Killed in action aged 20
Buried at Berlin 1939-1944 War Cemetery Plot 6 Row L Grave 15
He was born at Lepton on the 29th of May 1923, the younger son of Frank Percival Willsdon, director of a public works contractors company, and Amy Annie (nee Beaumont) of Heathway, The Green Avenue, Northcawl, Glamorgan.

He was educated at Bryntirion, Bridgend, and at the King's School Canterbury from April 1937 to July 1941, where he was in The Grange. He was appointed as a house monitor in January 1941, and was awarded his colours for the 1st Rugby XV, the 1st Football XI and 1st String Athletics in 1941.

On leaving school he joined the Royal Air Force Volunteer Reserve and became a Sergeant Air Gunner.

On the night of the 16th/16th of February 1944 Bomber Command despatched 891 aircraft for an operation on Berlin, in what would be the largest raid carried out against the city during the entire war. The force was made up of 561 Lancasters, 314 Halifaxes and 16 Mosquitos. The German controllers were able to plot the bomber stream soon after it left the English coast but it changed course to swing north over Denmark for its run in and many of the fighters were unable to make contact. Berlin was covered with cloud, in spite of which, much damage was achieved including to the industrial area of Siemensstadt with some 2,642 tons of bombs being dropped, a record for Bomber Command.

Donald Willsdon and his crew took off from RAF North Killingholme at 5.29pm on the 15th of February 1944 in Lancaster Mk III JA934 BQ-H for the operation. Nothing was heard from the aircraft after takeoff and it is thought that it was shot down by a night fighter after crossing the Baltic coast. The aircraft crashed at Tribohm, near Rostock, some eight miles to the southeast of Ribnitz-Damgarten with the loss of the entire crew.

The crew was: -

Sergeant Robert Edward Woodger (Pilot)
Sergeant David Lynn Jones (Flight Engineer)
Flight Sergeant John David McIntosh RCAF (Navigator)
Flight Sergeant Andrew Hunter Stockton RCAF (Air Bomber)
Sergeant Richard Walter John Wivell (Wireless Operator/Air Gunner)
Sergeant Victor Hugo Mate (Mid Upper Gunner)
Sergeant Donald Willsdon (Rear Gunner)

Theirs was one of 26 Lancasters and 17 Halifaxes which failed to return that night.
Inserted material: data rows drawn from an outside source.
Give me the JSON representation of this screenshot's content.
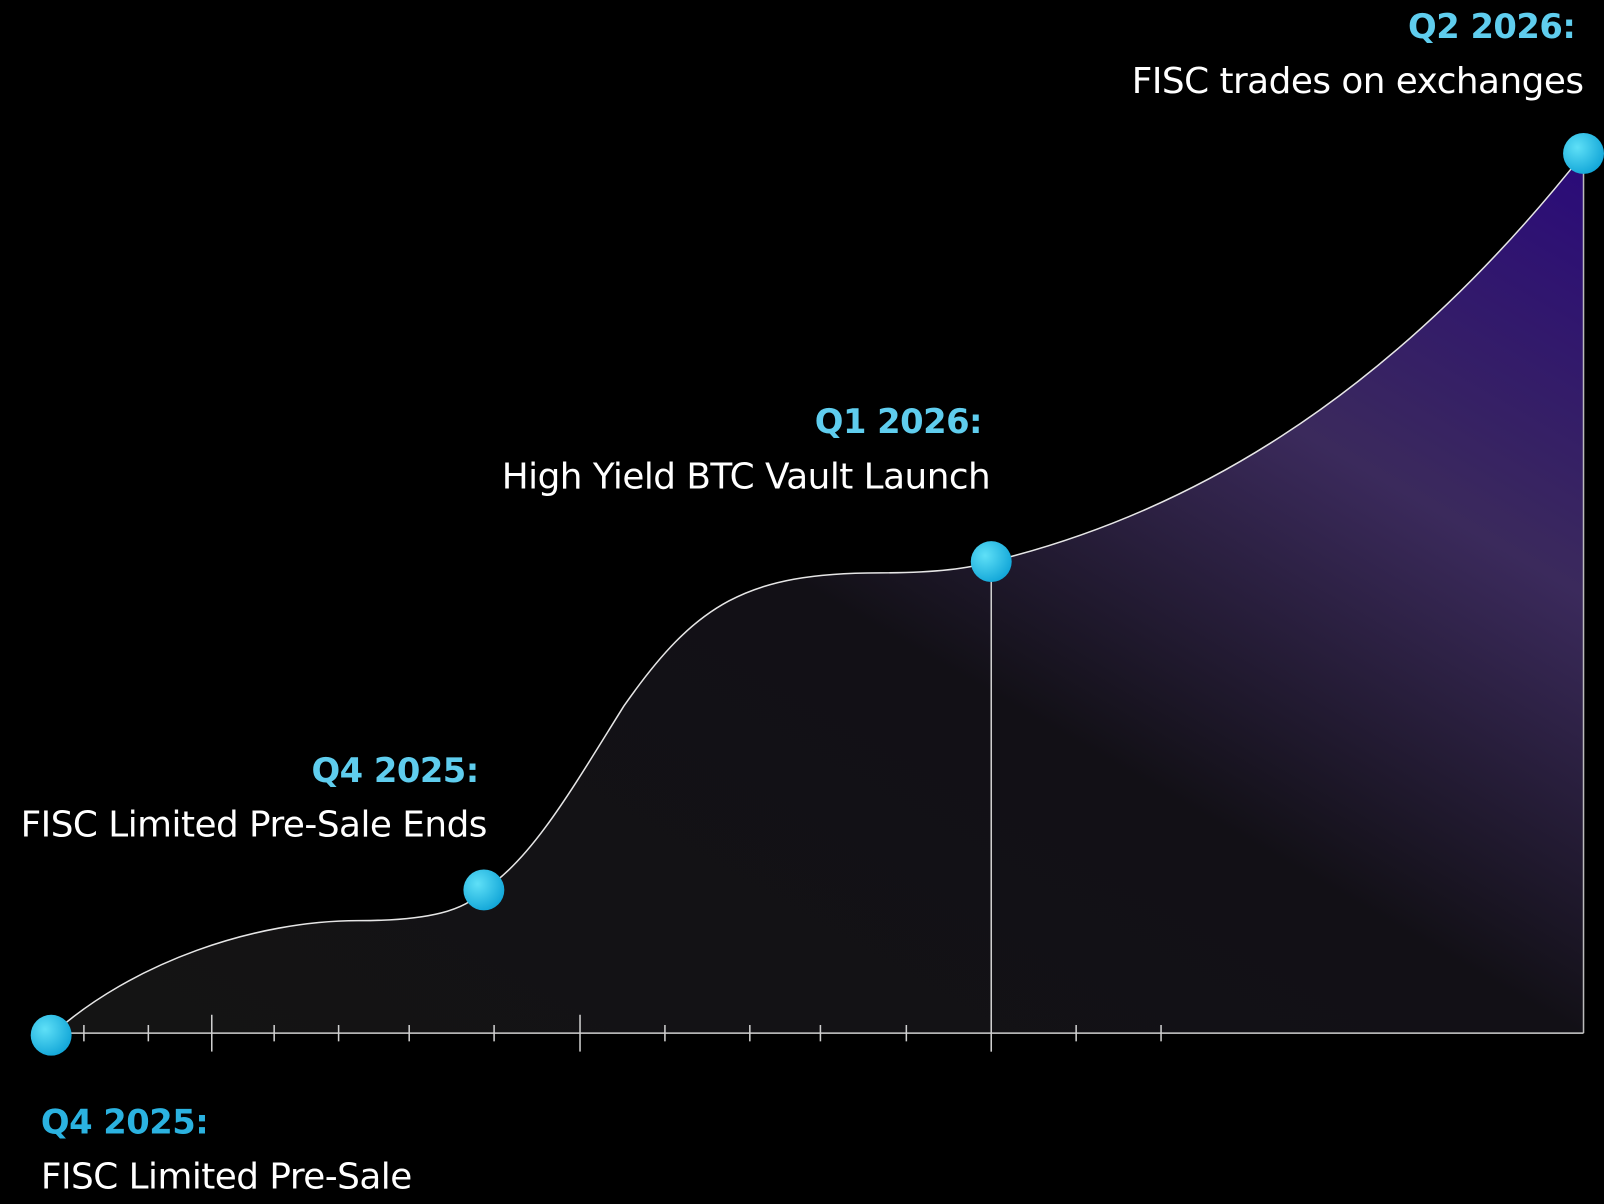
{
  "milestones": [
    {
      "period": "Q4 2025:",
      "title": "FISC Limited Pre-Sale"
    },
    {
      "period": "Q4 2025:",
      "title": "FISC Limited Pre-Sale Ends"
    },
    {
      "period": "Q1 2026:",
      "title": "High Yield BTC Vault Launch"
    },
    {
      "period": "Q2 2026:",
      "title": "FISC trades on exchanges"
    }
  ]
}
The local Burgomeister was ordered by the military authorities to bury the five members of the crew whose bodies were recovered the following morning at the cemetery at Tribohm, including that of Donald Willsdon. The bodies were exhumed and moved to their present location in 1949.

The Commonwealth War Graves Commission records his death as having occurred on the 16th of February 1944 but post war records show it as the 15th of February. This seems more likely as the aircraft crashed along the route the bomber stream took on their way to the target.